EIGRP Static Neighbor

Hi Syed,
I have an answer for you. Your detailed information was very helpful, so thanks for that. EIGRP does NOT advertise static routes (except if you tell it to do redistribution), unless it considers the route to be connected to a local interface. To understand this, you should know that static routes can be defined two different ways:

  1. The route can point to a next hop address, as you have done: ip route 192.168.4.0 255.255.255.0 192.168.24.4
  2. The route can point to an interface such as: ip route 192.168.4.0 255.255.255.0 serial0/0/0

When you use an interface as the destination, the router assumes this is a point-to-point connect so there is only one possible destination (the router on the other side). In an multi-access environment, such as Ethernet, this will not work because there could be multiple devices on the other end of the connection.

Now, let’s tie this back to EIGRP. As odd as it may seem, EIGRP considers any static route with an interface as a destination to be “directly connected” and thus eligible for advertisement within EIGRP via a “Network” statement. You can test this by doing the following:

no ip route 192.168.4.0 255.255.255.0 192.168.24.4
ip route 192.168.4.0 255.255.255.0 null0

By changing the static route from using a next hop destination to an interface destination (null 0 counts as an interface), you should see this route being shared within EIGRP.

Now that you know this, you can solve your original problem where you had Internet->ASA-> R1-> R2 -> R3-> R4. You have to cheat a bit to do it, though.
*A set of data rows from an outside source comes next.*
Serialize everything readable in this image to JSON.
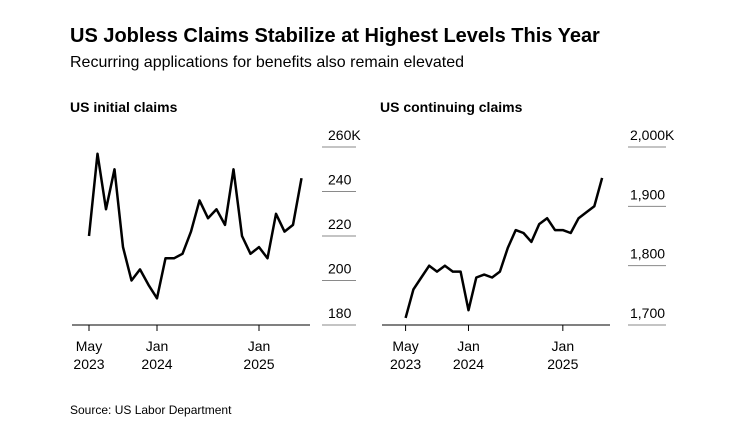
{
  "title": "US Jobless Claims Stabilize at Highest Levels This Year",
  "subtitle": "Recurring applications for benefits also remain elevated",
  "source": "Source: US Labor Department",
  "chart_data": [
    {
      "type": "line",
      "title": "US initial claims",
      "color": "#000000",
      "x": [
        "2023-05",
        "2023-06",
        "2023-07",
        "2023-08",
        "2023-09",
        "2023-10",
        "2023-11",
        "2023-12",
        "2024-01",
        "2024-02",
        "2024-03",
        "2024-04",
        "2024-05",
        "2024-06",
        "2024-07",
        "2024-08",
        "2024-09",
        "2024-10",
        "2024-11",
        "2024-12",
        "2025-01",
        "2025-02",
        "2025-03",
        "2025-04",
        "2025-05",
        "2025-06"
      ],
      "values": [
        220,
        257,
        232,
        250,
        215,
        200,
        205,
        198,
        192,
        210,
        210,
        212,
        222,
        236,
        228,
        232,
        225,
        250,
        220,
        212,
        215,
        210,
        230,
        222,
        225,
        246
      ],
      "xlim": [
        "2023-03",
        "2025-07"
      ],
      "xticks": [
        {
          "value": "2023-05",
          "label": "May 2023"
        },
        {
          "value": "2024-01",
          "label": "Jan 2024"
        },
        {
          "value": "2025-01",
          "label": "Jan 2025"
        }
      ],
      "ylim": [
        180,
        260
      ],
      "yticks": [
        180,
        200,
        220,
        240,
        {
          "value": 260,
          "label": "260K"
        }
      ]
    },
    {
      "type": "line",
      "title": "US continuing claims",
      "color": "#000000",
      "x": [
        "2023-05",
        "2023-06",
        "2023-07",
        "2023-08",
        "2023-09",
        "2023-10",
        "2023-11",
        "2023-12",
        "2024-01",
        "2024-02",
        "2024-03",
        "2024-04",
        "2024-05",
        "2024-06",
        "2024-07",
        "2024-08",
        "2024-09",
        "2024-10",
        "2024-11",
        "2024-12",
        "2025-01",
        "2025-02",
        "2025-03",
        "2025-04",
        "2025-05",
        "2025-06"
      ],
      "values": [
        1712,
        1760,
        1780,
        1800,
        1790,
        1800,
        1790,
        1790,
        1725,
        1780,
        1785,
        1780,
        1790,
        1830,
        1860,
        1855,
        1840,
        1870,
        1880,
        1860,
        1860,
        1855,
        1880,
        1890,
        1900,
        1948
      ],
      "xlim": [
        "2023-02",
        "2025-07"
      ],
      "xticks": [
        {
          "value": "2023-05",
          "label": "May 2023"
        },
        {
          "value": "2024-01",
          "label": "Jan 2024"
        },
        {
          "value": "2025-01",
          "label": "Jan 2025"
        }
      ],
      "ylim": [
        1700,
        2000
      ],
      "yticks": [
        {
          "value": 1700,
          "label": "1,700"
        },
        {
          "value": 1800,
          "label": "1,800"
        },
        {
          "value": 1900,
          "label": "1,900"
        },
        {
          "value": 2000,
          "label": "2,000K"
        }
      ]
    }
  ]
}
If you are determined not to use static route redistribution with a distribute-list for filtering, you can create a “fake” summary route on R1 that includes 192.168.2.0 - 192.168.5.0, route that to null0, and it will be advertised via EIGRP. Try this via R1:

R1(config)#ip route 192.168.0.0 255.255.252.0 null0
R1(config)#ip route 192.168.4.0 255.255.254.0 null0
R1(config)#router eigrp 1
R1(config-router)#network 192.168.0.0 0.0.7.255

When you do this, R4 will be able to route to 192.168.3.0/24 and 192.168.5.0/24 without a default route like you wanted, but there will be extra subnets in there as well. If you wanted precisely just the 3 and 5 network, you would have to use redistribution with a distribute-list filter.